Big? Smart? Clean? Messy? Data in the Humanities
In Big? Smart? Clean? Messy? Data in the Humanities, Christof Schöch discusses what data means in the humanities and the necessity of “smart big data.”
Bit By Bit: Social Research in Digital Age
The book, Bit By Bit: Social Research in Digital Age, written by Matthew Salganik, approaches data and social research from a computational social science perspective. He also discusses the idea of “readymade” and “custommade” data alongside ethics.
Ten Simple Rules for Responsible Big Data Research
Ten Simple Rules for Responsible Big Data Research explores some guidelines for addressing complex ethical issues that arise in any research project.

Projects related to Data Literacies

The following are sample projects that use the skill or tool (either implicitly or explicitly) that you are about to learn. Some skills that are foundational may seem not to lead to a specific project goal that you have in mind. You might be surprised to learn that the following projects depend on the skills learned in this workshop.

Data for Public Good
The Data for Public Good is a semester-long collaborative project led by CUNY graduate students. Each semester, a different public-interest dataset is explored to present information that is useful and informative to a public audience.
SAFElab, led by Dr.

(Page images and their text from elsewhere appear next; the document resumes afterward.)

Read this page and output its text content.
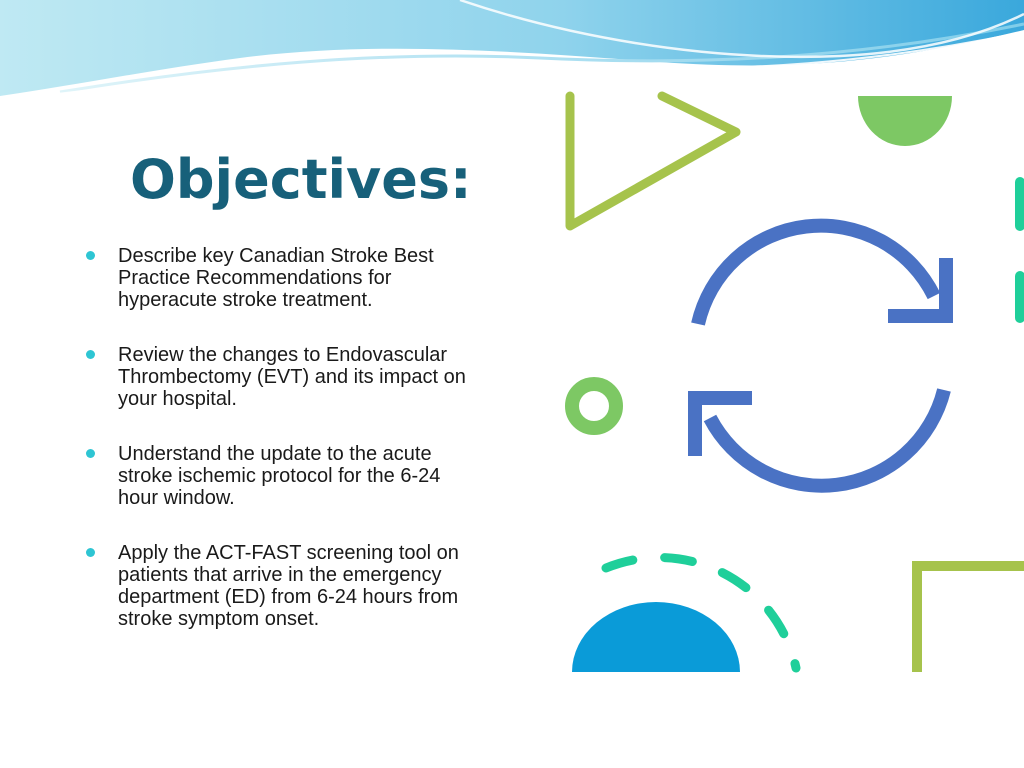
Objectives:
Describe key Canadian Stroke Best
Practice Recommendations for
hyperacute stroke treatment.
Review the changes to Endovascular
Thrombectomy (EVT) and its impact on
your hospital.
Understand the update to the acute
stroke ischemic protocol for the 6-24
hour window.
Apply the ACT-FAST screening tool on
patients that arrive in the emergency
department (ED) from 6-24 hours from
stroke symptom onset.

Desmond U. Patton, uses computational and social work approaches to understand the mechanisms of violence and work on prevention and intervention in violence that occur in neighborhoods and on social media.

Datasets related to Data Literacies

An introduction to what datasets are and what they do in our frontmatter section.

Meet your instructor

Di is currently a PhD candidate in Critical Social/Personality Psychology at CUNY, The Graduate Center (GC). They are also a GC Digital Initiatives Digital Fellow. Broadly, their work is on understanding the relationality between systems of oppression and the individual. They are interested in identities as discourses, and the ties between transnationalism and diasporas. Currently, they are working on several projects that is exploring identities as discourses, including in alt-right spaces, K-pop/Hallyu, and the experiences of queer and trans Asian (American) in the US.

As a GC Digital Initiatives Digital Fellow, they are also interested in understanding what ethics is within computational social science, digital humanities, and public humanities projects. They are also invested in bridging the gaps of technology literacy, especially within underserved communities.